If you are a child of the 80s, Blockbuster was likely a weekly stop to feed your jones for movies. You may even remember the rush on Tuesdays to eagerly grab one of the copies of the newest releases. By Friday afternoon, that copy of True Lies you wanted to snag for the weekend was not only not to be found on the shelf, there was probably already someone lurking around the front counter, impatiently waiting for the next copy to be checked back in.
If you were born in 1995, a time at which Blockbuster had grown a model pioneered by enterprising mom and pop stores into a national juggernaut with dreams of going global, your connection to the brand is tenuous at best. Putting it perspective, around the mid-1990's, Blockbuster announced they were going to open 300 Blockbuster Music stores, with a goal to open a total of 1000 in a few short years. Four years later, Napster was launched. Two years after that, Apple introduced the iPod.
I for one am very grateful for Blockbuster. Every weekend, alone and sometimes with as many of 30 my friends packed into a our tiny Buford Highway apartment, I devoured 10 to 15 movies in a weekend. It was a giant megachain, yet I discovered Wes Anderson's Bottle Rocket, Fear of a Blackhat, Run Lola Run (which I watched 3 times through in one night) and John Fisher's super indie film How I Spent My Summer Vacation all on a whim.

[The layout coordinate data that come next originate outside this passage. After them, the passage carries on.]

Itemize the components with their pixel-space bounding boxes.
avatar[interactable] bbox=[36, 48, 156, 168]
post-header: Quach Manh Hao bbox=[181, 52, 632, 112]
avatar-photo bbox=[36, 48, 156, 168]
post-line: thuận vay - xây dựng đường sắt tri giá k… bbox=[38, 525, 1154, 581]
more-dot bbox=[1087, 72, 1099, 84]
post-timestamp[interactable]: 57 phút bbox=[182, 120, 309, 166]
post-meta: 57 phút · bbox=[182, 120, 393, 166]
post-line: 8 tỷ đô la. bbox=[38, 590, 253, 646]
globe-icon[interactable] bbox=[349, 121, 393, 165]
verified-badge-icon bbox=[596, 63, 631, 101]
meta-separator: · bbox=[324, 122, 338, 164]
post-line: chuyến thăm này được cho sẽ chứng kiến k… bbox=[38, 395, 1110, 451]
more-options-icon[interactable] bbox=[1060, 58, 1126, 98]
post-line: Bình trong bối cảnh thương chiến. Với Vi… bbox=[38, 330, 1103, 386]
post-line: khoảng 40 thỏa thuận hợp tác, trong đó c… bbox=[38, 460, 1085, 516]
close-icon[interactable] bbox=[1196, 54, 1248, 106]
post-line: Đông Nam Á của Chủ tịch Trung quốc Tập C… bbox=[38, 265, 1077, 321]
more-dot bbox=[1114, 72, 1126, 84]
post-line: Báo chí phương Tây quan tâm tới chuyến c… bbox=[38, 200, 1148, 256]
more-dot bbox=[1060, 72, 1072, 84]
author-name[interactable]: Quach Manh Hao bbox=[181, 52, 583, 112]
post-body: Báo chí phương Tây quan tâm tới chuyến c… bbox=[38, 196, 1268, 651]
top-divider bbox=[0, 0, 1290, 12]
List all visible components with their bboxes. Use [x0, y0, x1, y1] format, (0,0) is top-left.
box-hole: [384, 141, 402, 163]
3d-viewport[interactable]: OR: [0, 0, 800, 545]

It was 10 minutes into Vacation I saw familiar locations, and another 10 minutes when I realized I was right, it was shot in Atlanta! Watching that film as 25-year-old aspiring screenwriter was inspiring. As a comedy about a young black college student suffering through a major breakup, that was probably more true to life than it should have been, it hit me right where I lived. It was an independent film, shot in my hometown, written and directed by a guy a year younger than me, with folks that looked and sounded like my friends.
My film education started with Blockbuster. Folks complained that they had an awful thin selection (which was more about how quickly the hot new releases were out of stock than anything else). Yet, it still took me probably a good 10 years of multiple sojourns every week, before I began struggling to find something I hadn't watched or even wanted to see (other than pregnancy videos, did anyone ever rent any of the How to Videos?).
By the time I was in my early 20s, I was having to branch out--usually to Little 5 Points--and hunt for specialty stores that had the Criterion Collection, Hong Kong action, and cult films Blockbuster rarely bothered to stock. Although, that was for good reason. Excluding hits like Pulp Fiction, it was almost never hard to get a copy of the newest Miramax film even at 11:50pm on a Friday night. And a good number of foreign films we wanted to see, like Chow Yun-Fat's God of Gamblers, were only available as expensive imports. Expensive imports with Cantonese and Mandarin subtitles that pushed the English ones down to the edge of screen. Sometimes, the English subtitles weren't even visible.
The chain has been struggling to stay relevant as Netflix, Redbox, Amazon and iTunes have surpassed it. However, if it wasn't for Blockbuster and HBO, millions of kids across the country wouldn't have secretly watched the R movies their parents didn't want them to see. I'm not sure the cult of Joss Whedon would exist (no pop culture references and quotes, no Buffy the Vampire Slayer, no audience who had also seen the same movies a dozen times). Nor could millions of sisters (and a few brothers) torture their families by watching Dirty Dancing for the millionth time.